Clinician-AI combination is best in diagnosing diabetic retinopathy

Google study finds that model assistance improved physicians’ diagnostic accuracy as well as their confidence in the diagnosis.


Assisted by a deep-learning algorithm, physicians were able to more accurately diagnose diabetic retinopathy—a potentially blinding eye disease—than either a clinician or algorithm alone.

That’s the finding of a new study from the Google AI research group, which will be published in the April edition of Ophthalmology, the journal of the American Academy of Ophthalmology.

In the study, 10 ophthalmologists—five general ophthalmologists, four retina specialists and one retina fellow—read images for diabetic retinopathy severity based on a severity scale in each of three conditions—unassisted, grades only and grades plus heatmap. In total, the study’s participants utilized 1,796 retinal fundus images from 1,612 diabetic patients.

“We found a trend toward higher accuracy and confidence, but also higher grading times, with model assistance,” state the study’s authors. “We demonstrated that assistance can help even well-trained specialists, increasing sensitivity without decreasing specificity.”

Also See: FDA clears AI-based system to detect diabetic retinopathy

In fact, the study showed that general ophthalmologists who did not receive AI assistance were significantly less accurate than the algorithm, while retina specialists were not significantly more accurate than the algorithm.
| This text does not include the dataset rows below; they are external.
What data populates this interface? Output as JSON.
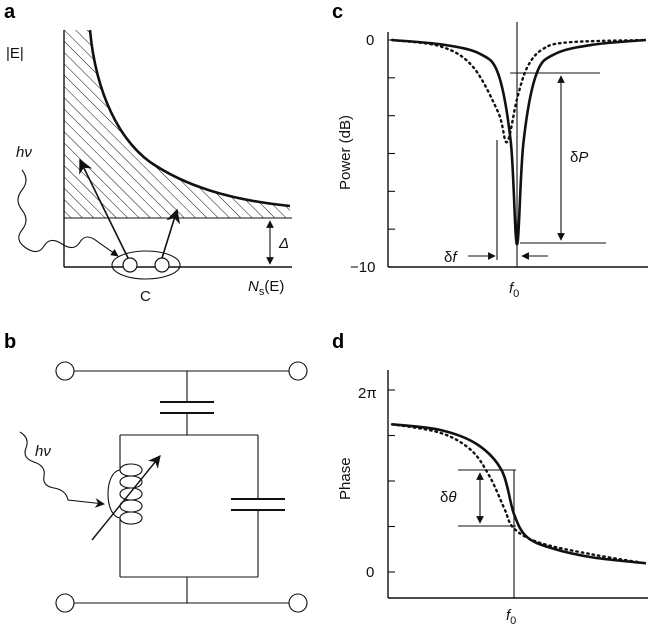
{
  "panels": {
    "a": {
      "label": "a",
      "y_axis_label": "|E|",
      "x_axis_label_main": "N",
      "x_axis_label_sub": "s",
      "x_axis_label_tail": "(E)",
      "photon_label": "hν",
      "gap_label": "Δ",
      "pair_label": "C"
    },
    "b": {
      "label": "b",
      "photon_label": "hν"
    },
    "c": {
      "label": "c",
      "y_axis_label": "Power (dB)",
      "tick_top": "0",
      "tick_bottom": "−10",
      "x_marker_main": "f",
      "x_marker_sub": "0",
      "delta_p_label": "δP",
      "delta_f_label": "δf"
    },
    "d": {
      "label": "d",
      "y_axis_label": "Phase",
      "tick_top": "2π",
      "tick_bottom": "0",
      "x_marker_main": "f",
      "x_marker_sub": "0",
      "delta_theta_label": "δθ"
    }
  },
  "chart_data": [
    {
      "type": "line",
      "panel": "c",
      "ylabel": "Power (dB)",
      "ylim": [
        -10,
        0
      ],
      "xlabel": "",
      "x_marker": "f0",
      "series": [
        {
          "style": "solid",
          "x": [
            -1,
            -0.6,
            -0.3,
            -0.15,
            -0.05,
            0,
            0.05,
            0.15,
            0.3,
            0.6,
            1
          ],
          "values": [
            0,
            -0.2,
            -0.6,
            -1.5,
            -4.5,
            -9,
            -4.5,
            -1.5,
            -0.6,
            -0.2,
            0
          ]
        },
        {
          "style": "dotted",
          "x": [
            -1,
            -0.6,
            -0.35,
            -0.15,
            -0.08,
            0,
            0.08,
            0.2,
            0.4,
            1
          ],
          "values": [
            0,
            -0.3,
            -1.2,
            -3.2,
            -4.5,
            -2.6,
            -1.2,
            -0.4,
            -0.1,
            0
          ]
        }
      ]
    },
    {
      "type": "line",
      "panel": "d",
      "ylabel": "Phase",
      "ylim": [
        0,
        6.283
      ],
      "xlabel": "",
      "x_marker": "f0",
      "series": [
        {
          "style": "solid",
          "x": [
            -1,
            -0.6,
            -0.3,
            -0.1,
            0,
            0.1,
            0.3,
            0.6,
            1
          ],
          "values": [
            5.1,
            4.9,
            4.4,
            3.5,
            2.0,
            1.2,
            0.8,
            0.5,
            0.3
          ]
        },
        {
          "style": "dotted",
          "x": [
            -1,
            -0.6,
            -0.35,
            -0.2,
            -0.08,
            0,
            0.2,
            0.6,
            1
          ],
          "values": [
            5.1,
            4.8,
            4.2,
            3.3,
            2.2,
            1.5,
            1.0,
            0.6,
            0.3
          ]
        }
      ]
    }
  ]
}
Further, with assistance, general ophthalmologists matched but do not exceed the accuracy of the model, while retina specialists started to exceed the model’s performance.

“What we found is that AI can do more than simply automate eye screening, it can assist physicians in more accurately diagnosing diabetic retinopathy,” says Rory Sayres, the study’s lead researcher and quantitative user experience researcher at Google. “AI and physicians working together can be more accurate than either alone.”

“There’s an analogy in driving,” adds Sayres. “There are self-driving vehicles, and there are tools to help drivers, like Android Auto. The first is automation, the second is augmentation. The findings of our study indicate that there may be space for augmentation in classifying medical images like retinal fundus images. When the combination of clinician and assistant outperforms either alone, this provides an argument for up-leveling clinicians with intelligent tools.”

While the study’s authors acknowledged that their results are preliminary, they contend that their research “has implications for how model assistance may impact the diagnosis of diabetic retinopathy and other eye conditions in clinical settings,” adding that “the use of an assisted tool such as this could increase the accuracy of the read at all levels of severity, including in treated populations.”

The study builds on previous work by Google AI on the development and validation of a deep learning algorithm for the detection of diabetic retinopathy in retinal fundus photographs, as well as a paper on improving their model by moving toward a more granular five-point grading scale (vs. the previous two-class system) and incorporating adjudication by a panel of retinal specialists.